Anzitutto non è di ostacolo il disposto dell’art.348 ter c.p.c., in vigore ratione temporis, considerato, come da ultimo chiarito da questa Corte (Cass.7724 /2022) che «ricorre l'ipotesi di «doppia conforme», ai sensi dell'art. 348 ter, commi 4 e 5, c.p.c., con conseguente inammissibilità della censura di omesso esame di fatti decisivi ex art. 360, comma 1, n. 5, c.p.c., non solo quando la decisione di secondo grado è interamente corrispondente a quella di primo grado, ma anche quando le due statuizioni siano fondate sul medesimo iter logico- argomentativo in relazione ai fatti principali oggetto della causa, non ostandovi che il giudice di appello abbia aggiunto argomenti ulteriori per rafforzare o precisare la statuizione già assunta dal primo giudice». In sostanza, l’ipotesi prevista dall’art. 348 – ter, quarto e quinto comma, c.p.c. ricorre qualora la sentenza di appello confermi la decisione di prime cure sulla base delle «stesse ragioni inerenti alle questione di fatto», essendo sufficiente che le due statuizioni siano fondate sul medesimo iter logico – argomentativo in relazione ai fatti principali oggetto della causa.
Ora, nella specie, non può dirsi che le due sentenze siano fondate sul medesimo iter logico in relazione ai fatti di causa, avendo, per quanto emerge dal ricorso e dalla sentenza (l’Agenzia controricorrente non ha invece sufficientemente indicato il contenuto della statuizione di primo grado), il Tribunale affermato che il limite, per l’espropriazione forzata, di cui all’art.170 c.c. non opera sempre per le obbligazioni tributarie, essendo «in pratica i beni del fondo espropriabili solo quando i debiti tributari gravino sui beni o derivino dall’attività di gestione del fondo patrimoniale; ma nel caso in esame non ricorre alcuna di tali ipotesi» (trascrizione questa del contenuto della sentenza del Tribunale operata dalla Corte d’appello) e concluso che tale divieto non concerne comunque l’ipoteca, «estranea al concetto di esecuzione», mentre la Corte d’appello, nella seconda ratio, che qui interessa, ha ritenuto invece che l’estraneità del debito al soddisfacimento dei bisogni della famiglia, con la consapevolezza di tale estraneità in capo al creditore, difettava proprio addirittura di allegazione, oltre che, conseguentemente, di prova.
La censura è fondata in quanto i ricorrenti deducono invece di avere allegato e provato, sin dal primo grado di giudizio, tale fatto storico decisivo con i doc.ti 1 e 2 del fascicolo di primo grado, dai quali emergeva che si trattava di debiti per contributi INPS e debiti fiscali per IRPEF correlata ad attività imprenditoriale svolta dagli stessi.

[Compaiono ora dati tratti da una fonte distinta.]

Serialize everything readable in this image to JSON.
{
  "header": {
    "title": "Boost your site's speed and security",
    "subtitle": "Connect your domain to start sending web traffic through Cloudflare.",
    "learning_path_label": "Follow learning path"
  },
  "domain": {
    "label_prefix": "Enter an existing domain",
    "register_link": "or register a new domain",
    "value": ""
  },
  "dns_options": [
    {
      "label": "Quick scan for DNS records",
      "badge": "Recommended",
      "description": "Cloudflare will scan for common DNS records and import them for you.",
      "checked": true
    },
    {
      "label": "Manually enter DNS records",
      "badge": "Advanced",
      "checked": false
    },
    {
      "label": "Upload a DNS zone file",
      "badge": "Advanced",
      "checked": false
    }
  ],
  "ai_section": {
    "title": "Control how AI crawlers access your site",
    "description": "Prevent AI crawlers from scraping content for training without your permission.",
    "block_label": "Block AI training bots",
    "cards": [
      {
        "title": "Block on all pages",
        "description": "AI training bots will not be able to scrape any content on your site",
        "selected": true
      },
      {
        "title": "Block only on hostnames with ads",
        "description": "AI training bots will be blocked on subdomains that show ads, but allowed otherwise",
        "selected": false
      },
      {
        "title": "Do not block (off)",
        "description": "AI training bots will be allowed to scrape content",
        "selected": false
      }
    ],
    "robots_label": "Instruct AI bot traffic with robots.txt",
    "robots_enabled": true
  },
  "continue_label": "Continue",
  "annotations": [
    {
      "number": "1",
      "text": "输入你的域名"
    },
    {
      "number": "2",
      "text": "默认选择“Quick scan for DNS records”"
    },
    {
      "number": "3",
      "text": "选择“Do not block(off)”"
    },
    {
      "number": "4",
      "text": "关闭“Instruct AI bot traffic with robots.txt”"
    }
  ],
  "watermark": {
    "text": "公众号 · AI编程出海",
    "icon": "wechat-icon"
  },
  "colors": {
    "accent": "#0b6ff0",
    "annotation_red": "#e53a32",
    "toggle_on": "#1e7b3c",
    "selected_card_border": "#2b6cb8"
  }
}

Quindi nella specie ricorre proprio l’omesso esame, non di elementi istruttori - che di per sé non integra il vizio di omesso esame di un fatto decisivo ex art.360 n. 5 c.p.c. nuova formulazione – ma del fatto storico, rilevante in causa, non preso in considerazione dal giudice (Cass. S.U. 8053/2014; Cass. 27415/2018).

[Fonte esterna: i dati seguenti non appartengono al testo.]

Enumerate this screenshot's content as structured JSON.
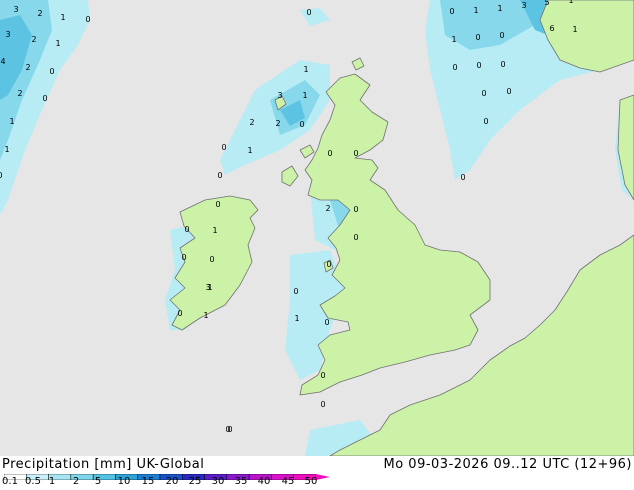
{
  "footer": {
    "title": "Precipitation [mm]  UK-Global",
    "datetime": "Mo 09-03-2026 09..12 UTC (12+96)"
  },
  "scale": {
    "labels": [
      "0.1",
      "0.5",
      "1",
      "2",
      "5",
      "10",
      "15",
      "20",
      "25",
      "30",
      "35",
      "40",
      "45",
      "50"
    ],
    "colors": [
      "#ffffff",
      "#c8f0f8",
      "#a6e6f2",
      "#7fd6ea",
      "#54c2e2",
      "#2ea4d6",
      "#1a7fd0",
      "#1a52c8",
      "#2a2ac0",
      "#5a1ec8",
      "#8a18cc",
      "#b814cc",
      "#d812c8",
      "#ee10bc"
    ]
  },
  "colors": {
    "sea": "#e6e6e6",
    "land": "#ccf2a8",
    "light_rain": "#b8ecf4",
    "moderate_rain": "#88d8ec",
    "heavy_rain": "#5cc4e2",
    "coast": "#707070"
  },
  "values": [
    {
      "t": "3"
    },
    {
      "t": "2"
    },
    {
      "t": "1"
    },
    {
      "t": "0"
    },
    {
      "t": "3"
    },
    {
      "t": "2"
    },
    {
      "t": "1"
    },
    {
      "t": "4"
    },
    {
      "t": "2"
    },
    {
      "t": "0"
    },
    {
      "t": "2"
    },
    {
      "t": "0"
    },
    {
      "t": "1"
    },
    {
      "t": "1"
    },
    {
      "t": "0"
    },
    {
      "t": "0"
    },
    {
      "t": "0"
    },
    {
      "t": "1"
    },
    {
      "t": "1"
    },
    {
      "t": "3"
    },
    {
      "t": "5"
    },
    {
      "t": "1"
    },
    {
      "t": "1"
    },
    {
      "t": "0"
    },
    {
      "t": "0"
    },
    {
      "t": "6"
    },
    {
      "t": "1"
    },
    {
      "t": "0"
    },
    {
      "t": "0"
    },
    {
      "t": "0"
    },
    {
      "t": "0"
    },
    {
      "t": "0"
    },
    {
      "t": "0"
    },
    {
      "t": "0"
    },
    {
      "t": "1"
    },
    {
      "t": "3"
    },
    {
      "t": "1"
    },
    {
      "t": "2"
    },
    {
      "t": "2"
    },
    {
      "t": "0"
    },
    {
      "t": "0"
    },
    {
      "t": "1"
    },
    {
      "t": "0"
    },
    {
      "t": "0"
    },
    {
      "t": "0"
    },
    {
      "t": "0"
    },
    {
      "t": "2"
    },
    {
      "t": "0"
    },
    {
      "t": "0"
    },
    {
      "t": "1"
    },
    {
      "t": "0"
    },
    {
      "t": "0"
    },
    {
      "t": "0"
    },
    {
      "t": "0"
    },
    {
      "t": "0"
    },
    {
      "t": "1"
    },
    {
      "t": "3"
    },
    {
      "t": "0"
    },
    {
      "t": "1"
    },
    {
      "t": "0"
    },
    {
      "t": "1"
    },
    {
      "t": "0"
    },
    {
      "t": "0"
    },
    {
      "t": "0"
    },
    {
      "t": "0"
    }
  ]
}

5. Per tutto quanto sopra esposto, in accoglimento del ricorso, va cassata la sentenza impugnata con rinvio alla Corte d’appello di Bologna, in diversa composizione. Il giudice del rinvio provvederà anche alla liquidazione delle spese del presente giudizio di legittimità.
P.Q.M.
La Corte accoglie il ricorso, cassa la sentenza impugnata con rinvio alla Corte d’appello di Bologna, in diversa composizione, anche in ordine alla liquidazione delle spese del presente giudizio di legittimità.
Dispone che, ai sensi del D.Lgs. n. 198 del 2003, art. 52 siano omessi le generalità e gli altri dati identificativi, in caso di diffusione del presente provvedimento.